Il dono della sintesi
Una scritta tipo “Ugo ama Pina“. Oppure, meglio ancora: un cuore trafitto da una freccia. Per un messaggio d’amore basterebbe veramente poco. E gli innamorati più audaci si sono spesso armati di una bomboletta spray non limitandosi ai più dozzinali pennarelli. Osavano spruzzare i muri limitandosi a poche parole o segni, beandosi di quel loro messaggio pronto ad essere letto ogni giorno da chi doveva leggerlo.
Poi arrivarono i graffiters. Ma qui siamo già oltre, talvolta all’opera d’arte. Non si parla di chi lascia un tag, la propria firma su più muri possibili; ma di chi dipinge di fatto un messaggio, d’amore od altro esso sia.
A Mestre sono spuntati i prolissi della bomboletta. Hanno talmente bisogno di dire la loro che i piccoli spazi non bastano più. Il dono della sintesi non è per loro. Possono esprimersi citando dolci poesie o ragionando a mente libera fino a quando il loro foglio di carta (che in realtà è di cemento) non esaurisce gli spazi.
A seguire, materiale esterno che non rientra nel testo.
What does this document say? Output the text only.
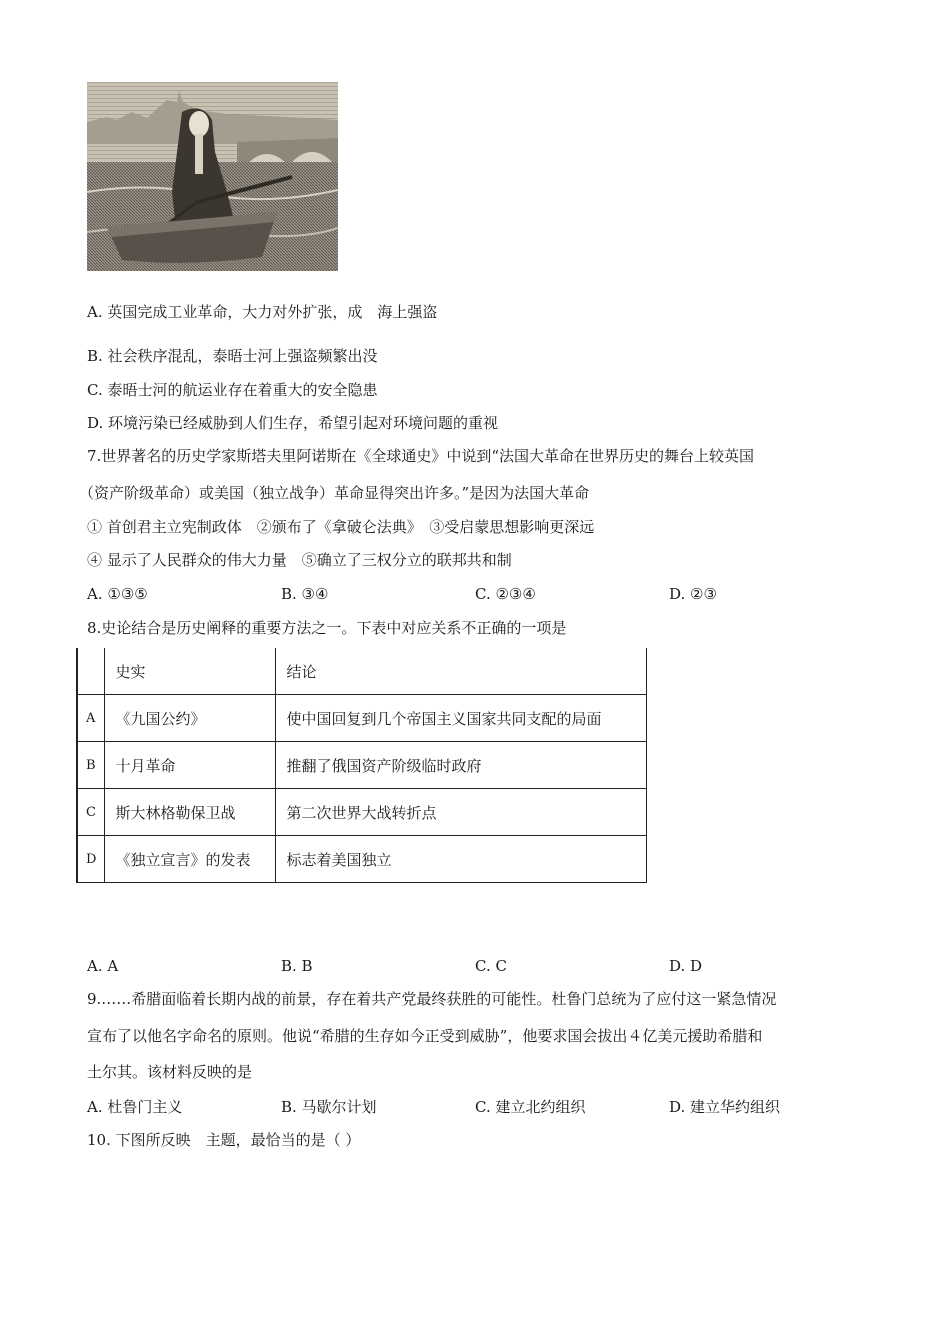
A. 英国完成工业革命，大力对外扩张，成　海上强盗
B. 社会秩序混乱，泰晤士河上强盗频繁出没
C. 泰晤士河的航运业存在着重大的安全隐患
D. 环境污染已经威胁到人们生存，希望引起对环境问题的重视
7.世界著名的历史学家斯塔夫里阿诺斯在《全球通史》中说到“法国大革命在世界历史的舞台上较英国
（资产阶级革命）或美国（独立战争）革命显得突出许多。”是因为法国大革命
① 首创君主立宪制政体　②颁布了《拿破仑法典》　③受启蒙思想影响更深远
④ 显示了人民群众的伟大力量　⑤确立了三权分立的联邦共和制
A. ①③⑤	B. ③④	C. ②③④	D. ②③
8.史论结合是历史阐释的重要方法之一。下表中对应关系不正确的一项是
	史实	结论
A	《九国公约》	使中国回复到几个帝国主义国家共同支配的局面
B	十月革命	推翻了俄国资产阶级临时政府
C	斯大林格勒保卫战	第二次世界大战转折点
D	《独立宣言》的发表	标志着美国独立
A. A	B. B	C. C	D. D
9.……希腊面临着长期内战的前景，存在着共产党最终获胜的可能性。杜鲁门总统为了应付这一紧急情况
宣布了以他名字命名的原则。他说“希腊的生存如今正受到威胁”，他要求国会拔出４亿美元援助希腊和
土尔其。该材料反映的是
A. 杜鲁门主义	B. 马歇尔计划	C. 建立北约组织	D. 建立华约组织
10. 下图所反映　主题，最恰当的是（ ）
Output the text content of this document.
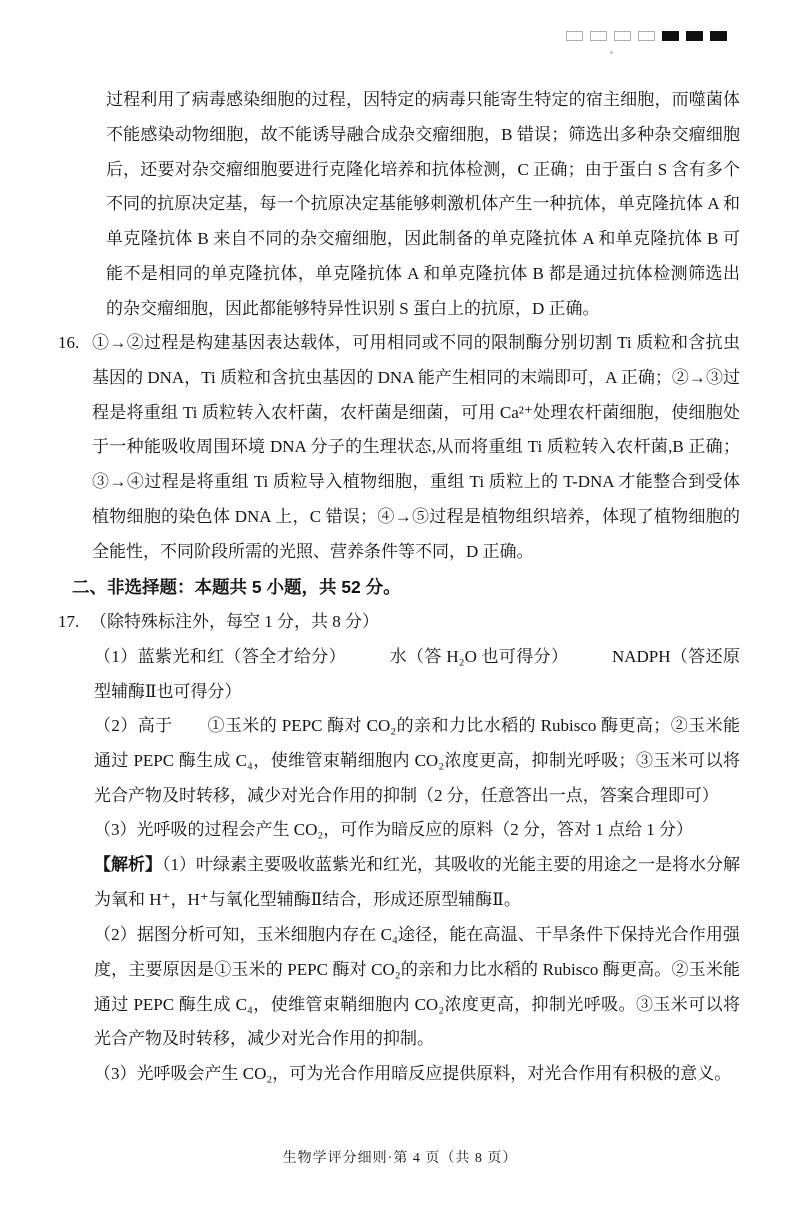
过程利用了病毒感染细胞的过程，因特定的病毒只能寄生特定的宿主细胞，而噬菌体不能感染动物细胞，故不能诱导融合成杂交瘤细胞，B 错误；筛选出多种杂交瘤细胞后，还要对杂交瘤细胞要进行克隆化培养和抗体检测，C 正确；由于蛋白 S 含有多个不同的抗原决定基，每一个抗原决定基能够刺激机体产生一种抗体，单克隆抗体 A 和单克隆抗体 B 来自不同的杂交瘤细胞，因此制备的单克隆抗体 A 和单克隆抗体 B 可能不是相同的单克隆抗体，单克隆抗体 A 和单克隆抗体 B 都是通过抗体检测筛选出的杂交瘤细胞，因此都能够特异性识别 S 蛋白上的抗原，D 正确。
16. ①→②过程是构建基因表达载体，可用相同或不同的限制酶分别切割 Ti 质粒和含抗虫基因的 DNA，Ti 质粒和含抗虫基因的 DNA 能产生相同的末端即可，A 正确；②→③过程是将重组 Ti 质粒转入农杆菌，农杆菌是细菌，可用 Ca²⁺处理农杆菌细胞，使细胞处于一种能吸收周围环境 DNA 分子的生理状态,从而将重组 Ti 质粒转入农杆菌,B 正确；③→④过程是将重组 Ti 质粒导入植物细胞，重组 Ti 质粒上的 T-DNA 才能整合到受体植物细胞的染色体 DNA 上，C 错误；④→⑤过程是植物组织培养，体现了植物细胞的全能性，不同阶段所需的光照、营养条件等不同，D 正确。
二、非选择题：本题共 5 小题，共 52 分。
17. （除特殊标注外，每空 1 分，共 8 分）
（1）蓝紫光和红（答全才给分）　　　水（答 H₂O 也可得分）　　　NADPH（答还原型辅酶Ⅱ也可得分）
（2）高于　　①玉米的 PEPC 酶对 CO₂的亲和力比水稻的 Rubisco 酶更高；②玉米能通过 PEPC 酶生成 C₄，使维管束鞘细胞内 CO₂浓度更高，抑制光呼吸；③玉米可以将光合产物及时转移，减少对光合作用的抑制（2 分，任意答出一点，答案合理即可）
（3）光呼吸的过程会产生 CO₂，可作为暗反应的原料（2 分，答对 1 点给 1 分）
【解析】（1）叶绿素主要吸收蓝紫光和红光，其吸收的光能主要的用途之一是将水分解为氧和 H⁺，H⁺与氧化型辅酶Ⅱ结合，形成还原型辅酶Ⅱ。
（2）据图分析可知，玉米细胞内存在 C₄途径，能在高温、干旱条件下保持光合作用强度，主要原因是①玉米的 PEPC 酶对 CO₂的亲和力比水稻的 Rubisco 酶更高。②玉米能通过 PEPC 酶生成 C₄，使维管束鞘细胞内 CO₂浓度更高，抑制光呼吸。③玉米可以将光合产物及时转移，减少对光合作用的抑制。
（3）光呼吸会产生 CO₂，可为光合作用暗反应提供原料，对光合作用有积极的意义。
生物学评分细则·第 4 页（共 8 页）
La loro ispirazione è comunque più vicina ai graffiters che agli ultrà: questi ultimi hanno messaggi più secchi e più distribuiti in giro, non seminano incitamenti o disapprovazioni in un punto solo. Gli autori da parete si prendono invece il loro tempo, noncuranti di chi passa (o, in alcuni casi, li guarda da un terrazzo). Hanno voglia di parlare, lo fanno dove non potrebbero.
Verrebbe da proporre uno o più spazi in uno dei bei parchi cittadini dove, chi vuole, possa scrivere un suo pensiero o lasciare un suo messaggio su grandi muri liberi da riempire. Ma sono gli stessi graffiters ad insegnarlo: senza sprezzo del pericolo, senza quell’adrenalina derivante dall’affrontare il proibito, disegnare (e quindi, scrivere) non avrebbe lo stesso senso e soprattutto lo stesso gusto.